New centre for research in healthcare ethics

[Press Release 2008-12-03] December 3 2008 marked the opening of the Stockholm Centre for Healthcare Ethics (CHE). The Centre is a collaboration between the Karolinska Institutet (KI), The Royal College of Technology (KTH) and Stockholm University. CHE will conduct cross-disciplinary research into prioritisation within healthcare, the limits of medicine and the individual patient's rights and responsibilities.

It is intended that the Centre should serve as a resource during the investigation and analysis of ethical questions for both researchers, healthcare professionals and decision-makers.

"Ethical questions are present at several levels within the healthcare sector. Our assessment affects everything from patient reception in the everyday clinical context to structural questions of how prevention, diagnosis and treatment can be applied, or how new technology should be tested," says Niels Lynöe, Professor of Medical Ethics at Karolinska Institutet.

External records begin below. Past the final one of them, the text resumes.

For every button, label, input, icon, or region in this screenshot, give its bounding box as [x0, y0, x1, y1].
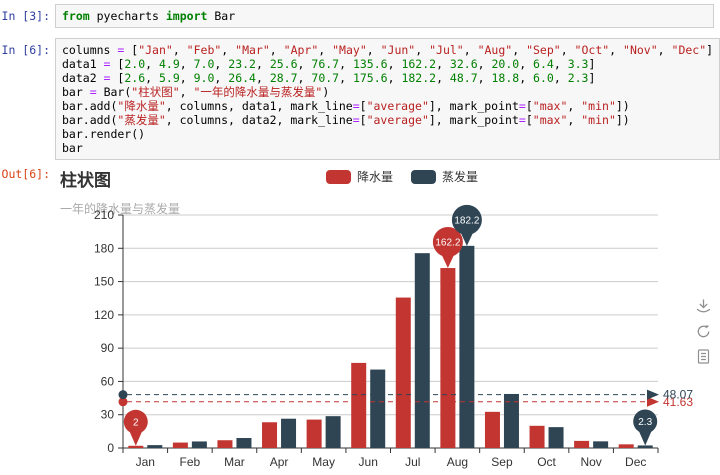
bar-蒸发量-Dec[interactable]	[637, 445, 653, 448]
chart-output: 柱状图 一年的降水量与蒸发量 降水量 蒸发量 0 30 60 90 120 150 180 21…	[55, 162, 720, 475]
x-axis-label: Sep	[491, 455, 513, 469]
bar-蒸发量-May[interactable]	[325, 416, 341, 448]
output-prompt: Out[6]:	[1, 167, 50, 181]
bar-chart-canvas[interactable]: 0 30 60 90 120 150 180 210 Jan Feb Mar Apr May Jun Jul…	[55, 195, 718, 475]
bar-降水量-Dec[interactable]	[618, 444, 634, 448]
legend-item-降水量[interactable]: 降水量	[326, 168, 393, 185]
bar-降水量-Jul[interactable]	[395, 297, 411, 448]
bar-降水量-Feb[interactable]	[172, 442, 188, 448]
x-axis-label: Apr	[270, 455, 289, 469]
x-axis-label: Jul	[405, 455, 420, 469]
y-axis-label: 0	[107, 441, 114, 455]
markline-arrow	[647, 389, 659, 400]
output-cell: Out[6]: 柱状图 一年的降水量与蒸发量 降水量 蒸发量 0 30 60 90 120…	[0, 162, 720, 475]
bar-降水量-Sep[interactable]	[484, 411, 500, 448]
markpoint-label: 162.2	[435, 238, 460, 249]
bar-蒸发量-Jul[interactable]	[414, 253, 430, 448]
bar-降水量-May[interactable]	[306, 419, 322, 448]
bar-降水量-Apr[interactable]	[262, 422, 278, 448]
legend-label: 蒸发量	[442, 170, 479, 184]
markline-average-label: 48.07	[663, 388, 693, 402]
bar-蒸发量-Mar[interactable]	[236, 438, 252, 448]
data-view-icon[interactable]	[695, 348, 712, 365]
input-prompt-2: In [6]:	[1, 43, 50, 57]
bar-降水量-Jan[interactable]	[128, 445, 144, 448]
y-axis-label: 120	[94, 308, 114, 322]
legend-label: 降水量	[357, 170, 394, 184]
code-cell-1: In [3]: from pyecharts import Bar	[0, 4, 714, 28]
x-axis-label: Jun	[359, 455, 378, 469]
markpoint-label: 182.2	[454, 215, 479, 226]
download-icon[interactable]	[695, 298, 712, 315]
bar-降水量-Nov[interactable]	[574, 440, 590, 448]
bar-蒸发量-Aug[interactable]	[459, 245, 475, 448]
code-cell-2: In [6]: columns = ["Jan", "Feb", "Mar", …	[0, 38, 720, 160]
chart-toolbox	[695, 298, 712, 365]
legend-swatch	[326, 169, 351, 184]
markpoint-label: 2.3	[638, 417, 652, 428]
code-lines-1[interactable]: from pyecharts import Bar	[62, 9, 707, 23]
markline-start-dot	[118, 390, 128, 400]
x-axis-label: Jan	[136, 455, 155, 469]
y-axis-label: 150	[94, 275, 114, 289]
x-axis-label: Aug	[447, 455, 468, 469]
y-axis-label: 90	[101, 341, 115, 355]
legend-item-蒸发量[interactable]: 蒸发量	[411, 168, 478, 185]
bar-蒸发量-Jun[interactable]	[370, 369, 386, 448]
markpoint-label: 2	[133, 417, 139, 428]
bar-降水量-Jun[interactable]	[351, 362, 367, 448]
y-axis-label: 180	[94, 241, 114, 255]
code-lines-2[interactable]: columns = ["Jan", "Feb", "Mar", "Apr", "…	[62, 43, 713, 155]
x-axis-label: Feb	[180, 455, 201, 469]
bar-蒸发量-Oct[interactable]	[548, 427, 564, 448]
input-prompt-1: In [3]:	[1, 9, 50, 23]
bar-蒸发量-Feb[interactable]	[191, 441, 207, 448]
bar-降水量-Oct[interactable]	[529, 425, 545, 448]
y-axis-label: 30	[101, 408, 115, 422]
notebook: In [3]: from pyecharts import Bar In [6]…	[0, 0, 720, 475]
bar-蒸发量-Nov[interactable]	[593, 441, 609, 448]
bar-蒸发量-Apr[interactable]	[281, 418, 297, 448]
bar-降水量-Mar[interactable]	[217, 440, 233, 448]
refresh-icon[interactable]	[695, 323, 712, 340]
y-axis-label: 60	[101, 374, 115, 388]
x-axis-label: Oct	[537, 455, 556, 469]
legend-swatch	[411, 169, 437, 184]
x-axis-label: Mar	[224, 455, 245, 469]
bar-降水量-Aug[interactable]	[440, 268, 456, 448]
bar-蒸发量-Jan[interactable]	[147, 445, 163, 448]
code-editor-1[interactable]: from pyecharts import Bar	[55, 4, 714, 28]
code-editor-2[interactable]: columns = ["Jan", "Feb", "Mar", "Apr", "…	[55, 38, 720, 160]
y-axis-label: 210	[94, 208, 114, 222]
chart-legend: 降水量 蒸发量	[326, 168, 478, 185]
x-axis-label: Nov	[580, 455, 601, 469]
x-axis-label: May	[312, 455, 335, 469]
x-axis-label: Dec	[625, 455, 646, 469]
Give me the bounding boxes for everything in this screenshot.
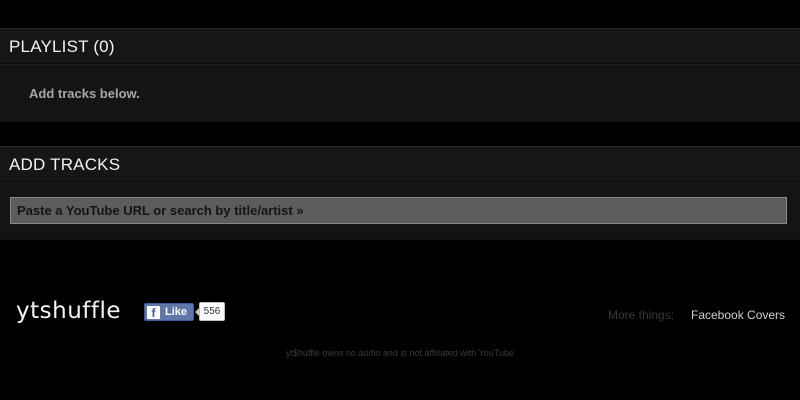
- page: PLAYLIST (0) Add tracks below. ADD TRACK…: [0, 0, 800, 400]
- facebook-like-count: 556: [195, 302, 225, 321]
- facebook-like-button[interactable]: f Like: [144, 303, 195, 321]
- add-tracks-title: ADD TRACKS: [0, 146, 800, 182]
- playlist-empty-message: Add tracks below.: [29, 86, 140, 101]
- facebook-like-label: Like: [165, 306, 188, 318]
- facebook-covers-link[interactable]: Facebook Covers: [691, 308, 785, 322]
- add-tracks-panel: ADD TRACKS: [0, 146, 800, 240]
- footer-disclaimer: yt$huffle owns no audio and is not affil…: [285, 348, 514, 358]
- playlist-panel: PLAYLIST (0) Add tracks below.: [0, 28, 800, 122]
- facebook-icon: f: [147, 305, 160, 320]
- more-things-label: More things:: [608, 308, 675, 322]
- playlist-title: PLAYLIST (0): [0, 28, 800, 64]
- track-search-input[interactable]: [10, 197, 787, 224]
- site-logo[interactable]: ytshuffle: [16, 298, 121, 324]
- playlist-body: Add tracks below.: [0, 64, 800, 120]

At CHE competence is gathered from the three universities' ethical and philosophical units. KI has specialist knowledge within clinical ethics, KTH in the ethics of medical technology and Stockholm University's contribution lies within the field of basic moral philosophy. The Centre will combine a high level of scientific inquiry with a close connection to healthcare and the patient's everyday problems. Research will be carried out within three main areas:

Prioritisation within healthcare

In order for medical knowledge, technology and staff to contribute to the safety and greater good of the patient new methods need to be tested. Limited resources mean that one must prioritise, a fact which becomes especially apparent when new treatments become available. At the Centre today's approach to prioritisation within healthcare will be examined and compared with alternative principles. The intention is to create a knowledge-base for researchers, teachers and decision-makers with the goal of easing the process of concrete decision-making, and enriching public debate around these issues.

Limits of medicine

With the technical development of medicine and medical technology new methods of affecting the human body, even in relation to other goals than fighting disease. Accordingly we must ask questions, such as, In what ways should we be allowed to modify humanity? Ought we to develop the human physique so that we can achieve more than humans have previously been able to: jump higher, run faster, sleep less, endure more? Ought we to strive after longer life - beyond what is normally considered humanly possible? Should we make humanity more intelligent?

Patient's rights

At the Stockholm Centre for Healthcare Ethics the patient's perspective will be central. Research will be carried out around patient's rights and how these rights can be protected. Contact with patient organisations, patient boards and with individual patients will be important aspects of the work of the Centre.